France. Late afternoon. Lying in a recliner chair, looking up at the sky. Every day a free-falling, tumbling, wind-dancing performance by dozens of birds catching insects on the wing - though it's very hard to avoid the thought that they are not doing anything practical like subsisting, but just showing off to each other, and to me (obviously to me, I'm the human), as they dart and dive, swerve inches from the corner of the wall, barely skim the roof, miss colliding with each other by less than an intake of breath. The walls are high so looking up there is a small arena where they perform over my head, shrieking and squealing like playtime.
The first problem is what are they? Swallows? They've got what can only be called swallow-tails. No, says the Poet, who was brought up in the Country and knows these things. Too big. And swifts have bifurcated tails too. House martins or swifts. Or a mixture of all three, with the occasional something-or-other eagle circling meditatively high above them, and a couple of pigeons playing chase between the swirling little birds. The Poet proves his point with a web page full of pictures of swifts/house-martins/swallows for the bewildered. Somehow it makes it no easier to decide what they are when I look up again. Does it matter? Well, yes. I wish it didn't, but I urgently need to know the names of things, in spite of, or because of, the things neither knowing, nor probably caring what they are called. It's a sad human foible, but it has its uses for description, finding out more and taking a position.

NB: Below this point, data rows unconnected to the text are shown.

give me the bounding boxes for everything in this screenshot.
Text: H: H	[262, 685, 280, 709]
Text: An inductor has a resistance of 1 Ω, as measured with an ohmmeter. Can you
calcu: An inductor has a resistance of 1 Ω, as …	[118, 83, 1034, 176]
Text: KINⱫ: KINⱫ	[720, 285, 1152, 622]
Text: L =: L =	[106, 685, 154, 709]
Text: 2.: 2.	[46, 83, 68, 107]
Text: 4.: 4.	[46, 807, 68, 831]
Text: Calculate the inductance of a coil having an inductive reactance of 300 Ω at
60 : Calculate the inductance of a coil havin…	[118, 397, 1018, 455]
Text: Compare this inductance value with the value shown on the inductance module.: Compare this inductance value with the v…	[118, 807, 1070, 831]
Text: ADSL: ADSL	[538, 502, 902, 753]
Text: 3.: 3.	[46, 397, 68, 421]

For example, if they are swifts then I have to look at them quite differently from house martins. What I think I know about swifts though I don't know why I know, and what The Poet definitely knows from his Country Lore, is that they are always on the wing. The Romans or some such believed that they had no legs. In fact, why do they have legs? Did they once land like other birds but decided that constant eating gave them the edge over the swallows and house-martins? They fly all their lives, never stopping, snatching a quick nap while they glide. So why don't they bump into things? Why don't they fall down from exhaustion? The more I watch and think about the never-stopping swifts, the more ridiculous it seems. What about nesting? Albatrosses are always out of sight of land, but they bob about on the water to sleep and even they have an island where they land to mate and produce young. How can swifts give birth on the wing? Flying eggs? I worry a lot now about the problem.
I offer The Poet the opportunity to modify his certainty. 'For God's sake, consider...' But he is adamant. As you would want to be once you've taken up the cause of the skybound, prisoner of the air, swift. Now I'm back home in my solitarium at the top of the house, and it's all collared doves and blackbirds, but I still wake up in the night, or put off getting a sentence to make sense with the worry about the swifts that never stop flying. Oddly, neither I or The Poet have clicked on Wikipedia or the endless bird watching sites to find out the truth of the matter. It seems, we both want the idea left in the air.